The above echo'd command seems to be correct. Putting the same text in another script gives the expected result:
prompt#ubuntu:/my/scripts$ cat test2.sh
#!/bin/bash
mkvpropedit "$1" --tags all: --chapters ''
prompt#ubuntu:/my/scripts$ ./test2.sh some.mkv
The file is being analyzed.
The changes are written to the file.
Done.
Could anyone please explain why the quotes are not behaving as expected. I found searching on this issue difficult as there are so many other quoting discussions on the web. I wouldn't even know how to explain the question without examples.
I am afraid that some day the file name in the argument contains some character that breaks everything, hence the maybe excessive quoting. I do not understand why the same command executes differently when typed directly in the script or when provided via a variable. Please enlighten me.
Thanks for reading.
The important thing to keep in mind is that quotes are only removed once, when the command line is originally parsed. A quote which is inserted into the command line as a result of parameter substitution ($foo) or command substitution ($(cmd args)) is not treated as a special character. [Note 1]
That seems different from whitespace and glob metacharacters. Word splitting and pathname expansion happen after parameter/command substitution (unless the substitution occurs inside quotes). [Note 2]
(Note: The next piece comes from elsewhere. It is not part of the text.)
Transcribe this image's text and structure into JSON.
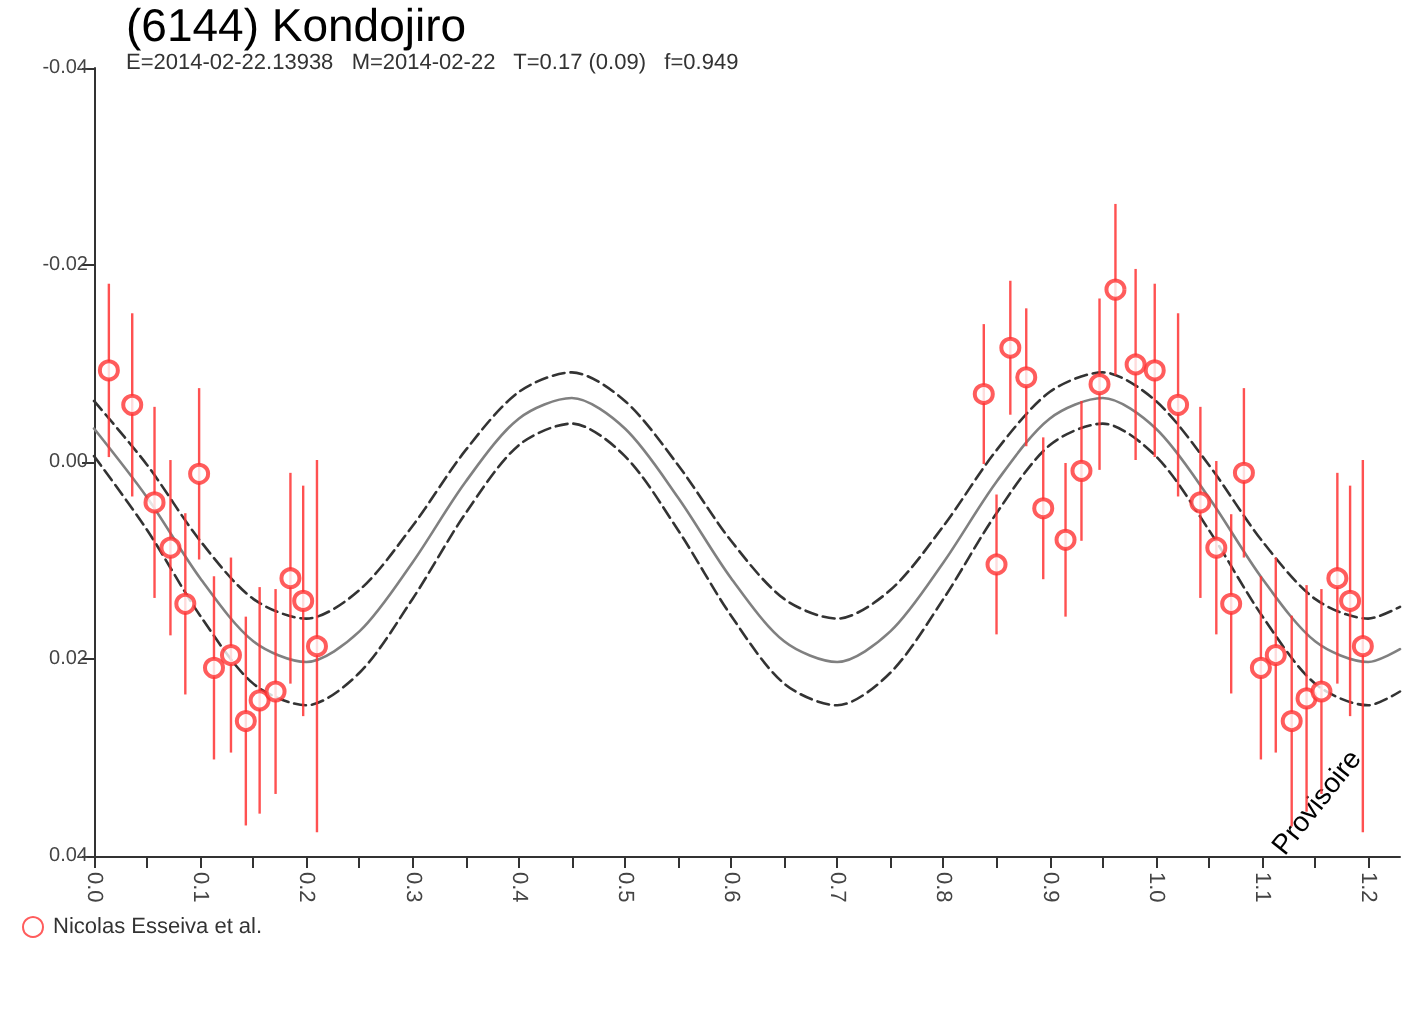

The consequence is that it is almost impossible to create a bash variable $args such that
cmd $args
If $args contains quotes, they are not removed. Words inside $args are delimited by sequences of whitespace, not single whitespace characters.
The only way to do it is to set $IFS to include some non-whitespace character; that character can then be used inside $args as a single-character delimiter. However, there is no way to quote a character inside a value, so once you do that, the character you chose cannot be used other than as a delimiter. This is not usually very satisfactory.
There is a solution, though: bash arrays.
If you make $args into an array variable, then you can expand it with the repeated-quote syntax:
cmd "${args[#]}"
which produces exactly one word per element of $args, and suppresses word-splitting and pathname expansion on those words, so they end up as literals.
So, for example:
actions=(--tags all:)
actions+=(--chapters '')
mkvpropedit "$1" "${actions[#]}"
will probably do what you want. So would:
args=("$1")
args+=(--tags)
args+=(all:)
args+=(--chapters)
args+=('')
mkvpropedit "${args[#]}"
and so would
command=(mkvpropedit "$1" --tags all: --chapters '')
"${command[#]}"
I hope that's semi-clear.
man bash (or the online version) contains a blow-by-blow account of how bash assembles commands, starting at the section "EXPANSION". It's worth reading for a full explanation.
Notes:
This doesn't apply to eval or commands like bash -c which evaluate their argument again after command line processing. But that's because command-line processing happens twice.
Word splitting is not the same as "dividing the command into words", which happens when the command is parsed. For one thing, word-splitting uses as separator characters the value of $IFS, whereas command-line parsing uses whitespace. But neither of these are done inside quotes, so they are similar in that respect. In any case, words are split in one way or another both before and after parameter substitution.